By Bob Hertzel
For the Times West Virginian
JaJuan Seider didn’t get a chance to make his mark in three years as a quarterback at West Virginia University, but he is returning to make his mark as a running back coach.
The news of the hiring to replace Robert Gillespie, who left last week for the same job at Tennessee, was made not through normal channels but by coach Dana Holgorsen on his Twitter account.
“It’s great to welcome JaJuan back to Mountaineer football,” Holgorsen said when the school put out an official release. “He is an energetic coach and recruiter, who knows our program and state very well. His coaching versatility and background will be an asset to our program, and I know he will bring a passion to succeed at his alma mater.”
The hire came one day after Holgorsen interviewed Seider and following an interview with one other candidate and it comes just in time to have Seider on hand for Sunday’s opening of spring football.
Seider was serving as running back coach and recruiting coordinator under former WVU assistant Doc Holliday at Marshall. He had coached at Marshall for three years and was one of three original members left on Holliday’s staff.
Seider played quarterback at WVU from 1996 to 1998 under Don Nehlen. He threw only one pass his first season as senior Chad Johnston quarterbacked WVU and was used very sparingly the next two years as he was beaten out for the starting job by Marc Bulger, who went on to play in the NFL for a dozen years and set almost every WVU passing record.
Bulger’s records stood until Geno Smith came along and playing in Holgorsen’s Air Raid system broke them.
For his career at WVU, Seider was 7-for-16 passing for 133 yards with no touchdowns or interceptions and rushed 15 times for just 4 net yards.
However, he proved that he could have handled the job had not Bulger been in the house when he played one season at Florida A&M, where he won the Doug Williams Award as National Offensive Player of the Year at the Division I-AA level and the Jake Gaither Award, which is considered the Heisman Trophy for black colleges.
In that one season, Seider threw for 2,512 yards and 27 touchdowns.

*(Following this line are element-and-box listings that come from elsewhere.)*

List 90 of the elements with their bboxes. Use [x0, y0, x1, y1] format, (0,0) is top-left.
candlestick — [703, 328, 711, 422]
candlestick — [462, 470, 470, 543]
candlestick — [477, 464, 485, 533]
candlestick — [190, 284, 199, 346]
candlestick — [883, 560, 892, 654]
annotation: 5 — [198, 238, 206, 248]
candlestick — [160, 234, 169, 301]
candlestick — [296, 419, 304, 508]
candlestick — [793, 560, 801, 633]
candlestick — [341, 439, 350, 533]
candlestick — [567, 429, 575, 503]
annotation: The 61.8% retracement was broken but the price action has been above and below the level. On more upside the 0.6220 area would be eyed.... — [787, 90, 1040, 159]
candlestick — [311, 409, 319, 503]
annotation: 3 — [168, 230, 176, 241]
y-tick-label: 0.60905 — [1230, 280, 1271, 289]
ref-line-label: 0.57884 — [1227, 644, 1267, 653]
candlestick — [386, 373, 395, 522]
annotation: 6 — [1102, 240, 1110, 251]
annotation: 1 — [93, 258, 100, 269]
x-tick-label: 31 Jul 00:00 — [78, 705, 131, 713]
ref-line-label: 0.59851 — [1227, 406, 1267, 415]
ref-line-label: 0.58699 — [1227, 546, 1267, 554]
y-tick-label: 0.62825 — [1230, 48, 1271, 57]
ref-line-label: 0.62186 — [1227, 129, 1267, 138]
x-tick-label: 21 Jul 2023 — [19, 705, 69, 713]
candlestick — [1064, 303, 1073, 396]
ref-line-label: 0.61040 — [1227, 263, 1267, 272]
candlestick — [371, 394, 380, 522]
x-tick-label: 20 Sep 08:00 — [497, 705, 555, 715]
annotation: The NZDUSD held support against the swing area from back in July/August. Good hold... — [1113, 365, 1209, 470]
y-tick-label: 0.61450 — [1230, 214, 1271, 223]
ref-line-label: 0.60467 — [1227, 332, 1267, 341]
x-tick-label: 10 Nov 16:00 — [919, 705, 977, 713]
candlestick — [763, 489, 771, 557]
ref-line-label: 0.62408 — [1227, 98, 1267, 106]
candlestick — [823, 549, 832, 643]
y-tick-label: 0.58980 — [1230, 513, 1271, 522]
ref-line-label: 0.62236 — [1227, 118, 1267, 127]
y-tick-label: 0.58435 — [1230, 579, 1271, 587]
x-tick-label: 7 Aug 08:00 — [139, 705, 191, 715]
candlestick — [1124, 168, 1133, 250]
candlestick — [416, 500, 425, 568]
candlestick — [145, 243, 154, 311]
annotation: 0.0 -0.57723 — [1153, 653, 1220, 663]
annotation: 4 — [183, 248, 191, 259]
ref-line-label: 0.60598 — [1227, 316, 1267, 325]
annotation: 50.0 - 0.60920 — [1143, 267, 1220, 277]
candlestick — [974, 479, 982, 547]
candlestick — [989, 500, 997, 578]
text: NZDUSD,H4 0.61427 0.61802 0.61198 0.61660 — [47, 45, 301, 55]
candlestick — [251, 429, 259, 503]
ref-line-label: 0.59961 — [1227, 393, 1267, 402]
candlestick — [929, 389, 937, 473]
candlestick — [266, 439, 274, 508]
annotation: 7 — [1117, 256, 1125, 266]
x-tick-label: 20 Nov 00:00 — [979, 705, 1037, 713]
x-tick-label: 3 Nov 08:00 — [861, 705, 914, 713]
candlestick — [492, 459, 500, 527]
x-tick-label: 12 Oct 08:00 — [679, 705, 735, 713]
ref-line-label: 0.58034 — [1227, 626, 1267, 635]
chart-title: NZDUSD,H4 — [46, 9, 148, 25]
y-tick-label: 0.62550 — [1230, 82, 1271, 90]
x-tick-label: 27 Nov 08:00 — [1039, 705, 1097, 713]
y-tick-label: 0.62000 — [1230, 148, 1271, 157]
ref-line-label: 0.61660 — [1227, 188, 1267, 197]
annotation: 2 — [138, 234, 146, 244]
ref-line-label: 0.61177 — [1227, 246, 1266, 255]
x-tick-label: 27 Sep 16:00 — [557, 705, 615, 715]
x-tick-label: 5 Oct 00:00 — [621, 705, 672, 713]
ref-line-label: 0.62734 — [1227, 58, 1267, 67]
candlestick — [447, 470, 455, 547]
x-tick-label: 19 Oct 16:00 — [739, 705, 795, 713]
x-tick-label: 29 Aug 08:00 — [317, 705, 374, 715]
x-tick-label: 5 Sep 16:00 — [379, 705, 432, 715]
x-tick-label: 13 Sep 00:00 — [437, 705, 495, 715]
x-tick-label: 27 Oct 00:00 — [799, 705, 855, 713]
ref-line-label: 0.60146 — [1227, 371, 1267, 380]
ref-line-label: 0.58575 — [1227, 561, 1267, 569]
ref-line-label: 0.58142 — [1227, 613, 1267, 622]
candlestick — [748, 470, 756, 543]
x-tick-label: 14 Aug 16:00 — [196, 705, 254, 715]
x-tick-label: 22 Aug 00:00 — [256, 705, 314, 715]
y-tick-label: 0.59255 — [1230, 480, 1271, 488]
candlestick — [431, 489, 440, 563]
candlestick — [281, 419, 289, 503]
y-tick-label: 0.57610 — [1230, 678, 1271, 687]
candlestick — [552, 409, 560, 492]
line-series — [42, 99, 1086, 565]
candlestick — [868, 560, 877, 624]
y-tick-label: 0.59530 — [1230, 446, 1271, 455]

Seider is the fifth new coach hired by Holgorsen this off-season. In addition to replacing Gillespie, Holgorsen had to replace offensive line coach Bill Bedenbaugh who took the same job at Oklahoma, and quarterbacks coach Jake Spavital who took the same job at Texas A&M, where he will work with Heisman Trophy winner, Johnny Manziel.
Holgorsen also fired special teams coach Steve Dunlap, who is still working in the football department until his contract expires, when he is expected to get a full-time position overseeing high school relations, and cornerbacks coach Daron Roberts.
He hired Ron Crook, a Parkersburg native from Stanford, to replace Bedenbaugh, brought in former East Carolina defensive coordinator Brian Mitchell to work with the cornerbacks, then also brought back former WVU assistants Lonnie Galloway from Wake Forest to coach the receivers and Tony Gibson from Arizona to coach the safeties.
After playing at Florida A&M, Seider returned to WVU where he earned his bachelor’s degree in 2000 and master’s degrees while working as a graduate assistant under Bill Stewart in 2010. In 2006, he served on the staffs at Lake Worth, Palm Beach Lakes and Glades Central, the high school where he was a star when recruited to WVU, in his native Florida.
Seider left WVU to become running back coach at Marshall three years ago. The running game made a huge jump forward, going from averaging 120.1 yards per game to 169.2 yards a game.
This was due to the presence of three freshman running backs who came out of his recruiting program – Kevin Grooms, Stewart Butler and Remi Watson. Grooms won Freshman of the Year honors in Conference USA after rushing for 737 yards and eight touchdowns. He averaged 6.1 yards a carry.
Seider’s recruiting class this year at Marshall was rated the best in C-USA and among non-BCS automatic qualifying conferences by 247Sports and was ranked No. 48 nationally.
He is expected to be a key player in WVU’s Florida recruiting.